'Shameless' Blogger Lost 220k Followers After Shutdown
The mysterious person behind the popular English-language WeChat account 'Shameless,' which was shut down by censors earlier this year, has been revealed as a 26-year-old blogger and Beijing resident.
“It didn’t dawn on me how serious the situation was,” Laura Lian told Bloomberg. “I didn’t realize I was never getting back this account and all my followers.”
With the motto "If it doesn't make you laugh, you just don't get the joke," Shameless gained notoriety for its humourous articles targeted at expats and locals alike. One of its most popular articles poked fun at the types of laowai you are likely to encounter in Beijing. Her posts, which often received over a million pageviews, covered everything from the different types of Chinese significant others, how to drink with Chinese people and Spring Festival survival techniques.

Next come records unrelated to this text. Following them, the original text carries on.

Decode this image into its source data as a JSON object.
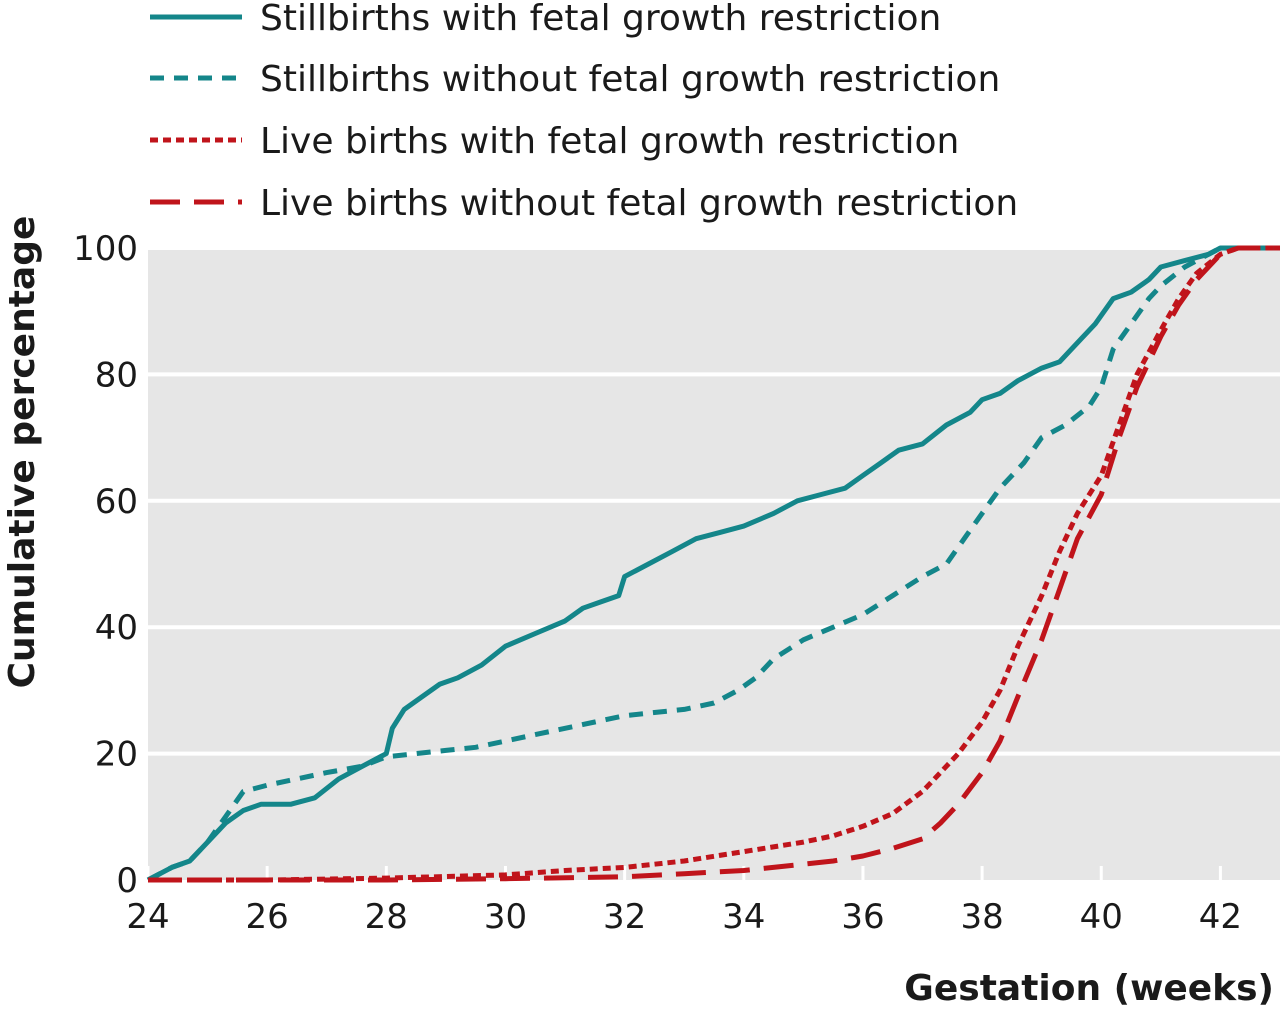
{
  "chart_data": {
    "type": "line",
    "xlabel": "Gestation (weeks)",
    "ylabel": "Cumulative percentage",
    "xlim": [
      24,
      43
    ],
    "ylim": [
      0,
      100
    ],
    "xticks": [
      24,
      26,
      28,
      30,
      32,
      34,
      36,
      38,
      40,
      42
    ],
    "yticks": [
      0,
      20,
      40,
      60,
      80,
      100
    ],
    "x_tick_labels": [
      "24",
      "26",
      "28",
      "30",
      "32",
      "34",
      "36",
      "38",
      "40",
      "42"
    ],
    "y_tick_labels": [
      "0",
      "20",
      "40",
      "60",
      "80",
      "100"
    ],
    "grid": "horizontal",
    "background": "#e6e6e6",
    "legend_position": "top",
    "series": [
      {
        "name": "Stillbirths with fetal growth restriction",
        "color": "#14868a",
        "style": "solid",
        "x": [
          24.0,
          24.4,
          24.7,
          25.0,
          25.3,
          25.6,
          25.9,
          26.4,
          26.8,
          27.2,
          27.6,
          28.0,
          28.1,
          28.3,
          28.6,
          28.9,
          29.2,
          29.6,
          30.0,
          30.5,
          31.0,
          31.3,
          31.6,
          31.9,
          32.0,
          32.4,
          32.8,
          33.2,
          33.6,
          34.0,
          34.5,
          34.9,
          35.3,
          35.7,
          36.0,
          36.3,
          36.6,
          37.0,
          37.4,
          37.8,
          38.0,
          38.3,
          38.6,
          39.0,
          39.3,
          39.6,
          39.9,
          40.2,
          40.5,
          40.8,
          41.0,
          41.4,
          41.8,
          42.0,
          43.0
        ],
        "values": [
          0,
          2,
          3,
          6,
          9,
          11,
          12,
          12,
          13,
          16,
          18,
          20,
          24,
          27,
          29,
          31,
          32,
          34,
          37,
          39,
          41,
          43,
          44,
          45,
          48,
          50,
          52,
          54,
          55,
          56,
          58,
          60,
          61,
          62,
          64,
          66,
          68,
          69,
          72,
          74,
          76,
          77,
          79,
          81,
          82,
          85,
          88,
          92,
          93,
          95,
          97,
          98,
          99,
          100,
          100
        ]
      },
      {
        "name": "Stillbirths without fetal growth restriction",
        "color": "#14868a",
        "style": "dashed",
        "x": [
          24.0,
          24.4,
          24.7,
          25.0,
          25.3,
          25.6,
          26.0,
          26.5,
          27.0,
          27.6,
          28.0,
          28.5,
          29.0,
          29.5,
          30.0,
          30.5,
          31.0,
          31.5,
          32.0,
          32.5,
          33.0,
          33.5,
          33.9,
          34.2,
          34.5,
          35.0,
          35.5,
          36.0,
          36.5,
          37.0,
          37.4,
          37.7,
          38.0,
          38.3,
          38.7,
          39.0,
          39.4,
          39.8,
          40.0,
          40.2,
          40.5,
          40.8,
          41.0,
          41.4,
          42.0,
          43.0
        ],
        "values": [
          0,
          2,
          3,
          6,
          10,
          14,
          15,
          16,
          17,
          18,
          19.5,
          20,
          20.5,
          21,
          22,
          23,
          24,
          25,
          26,
          26.5,
          27,
          28,
          30,
          32,
          35,
          38,
          40,
          42,
          45,
          48,
          50,
          54,
          58,
          62,
          66,
          70,
          72,
          75,
          78,
          84,
          88,
          92,
          94,
          97,
          100,
          100
        ]
      },
      {
        "name": "Live births with fetal growth restriction",
        "color": "#c0141b",
        "style": "dotted",
        "x": [
          24.0,
          26.0,
          28.0,
          30.0,
          31.0,
          32.0,
          33.0,
          34.0,
          35.0,
          35.5,
          36.0,
          36.5,
          37.0,
          37.3,
          37.6,
          38.0,
          38.3,
          38.6,
          39.0,
          39.3,
          39.6,
          40.0,
          40.3,
          40.6,
          41.0,
          41.3,
          41.6,
          42.0,
          42.3,
          43.0
        ],
        "values": [
          0,
          0,
          0.3,
          0.8,
          1.5,
          2,
          3,
          4.5,
          6,
          7,
          8.5,
          10.5,
          14,
          17,
          20,
          25,
          30,
          37,
          45,
          52,
          58,
          64,
          72,
          80,
          87,
          92,
          96,
          99,
          100,
          100
        ]
      },
      {
        "name": "Live births without fetal growth restriction",
        "color": "#c0141b",
        "style": "long-dashed",
        "x": [
          24.0,
          26.0,
          28.0,
          30.0,
          32.0,
          33.0,
          34.0,
          35.0,
          35.5,
          36.0,
          36.5,
          37.0,
          37.3,
          37.6,
          38.0,
          38.3,
          38.6,
          39.0,
          39.3,
          39.6,
          40.0,
          40.3,
          40.6,
          41.0,
          41.3,
          41.6,
          42.0,
          42.3,
          43.0
        ],
        "values": [
          0,
          0,
          0,
          0.2,
          0.5,
          1,
          1.5,
          2.5,
          3,
          3.8,
          5,
          6.5,
          9,
          12,
          17,
          22,
          29,
          38,
          46,
          54,
          61,
          70,
          78,
          86,
          91,
          95,
          99,
          100,
          100
        ]
      }
    ]
  }
}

“The blog wasn’t intended to be serious, what I wanted was to humor people and then if they realized that these perceptions existed and that people saw things differently that would be great,” she said.
Lian told Bloomberg that at the height of her blogging career with the account, she had 220,000 followers, was earning upwards of RMB50,000 (USD7,000) in advertising per month and had backing from an investor. She earned enough in revenue from the account that she was able to quit her full-time job in public relations.
But that all came crashing down after an article she posted in May poking fun at the hairstyles of Chinese men drew attention from WeChat censors. The article referenced Jiang Zemin.
The joke apparently went too far for the censors. The account was swiftly shut down, all articles scrubbed from existence entirely. Overnight, Lian lost nearly a quarter of a million followers.
Lian eventually opened up another version of the account, this time called 'Shameless Plus' (WeChat ID: ShamelessPlus). The account has gained a modest 10,000 fans since launching in June.
“Getting all my fans back is turning out to be much harder than I imagined,” Lian told Bloomberg. “But I already lost 220,000 fans, why would I fear losing just a few thousand?”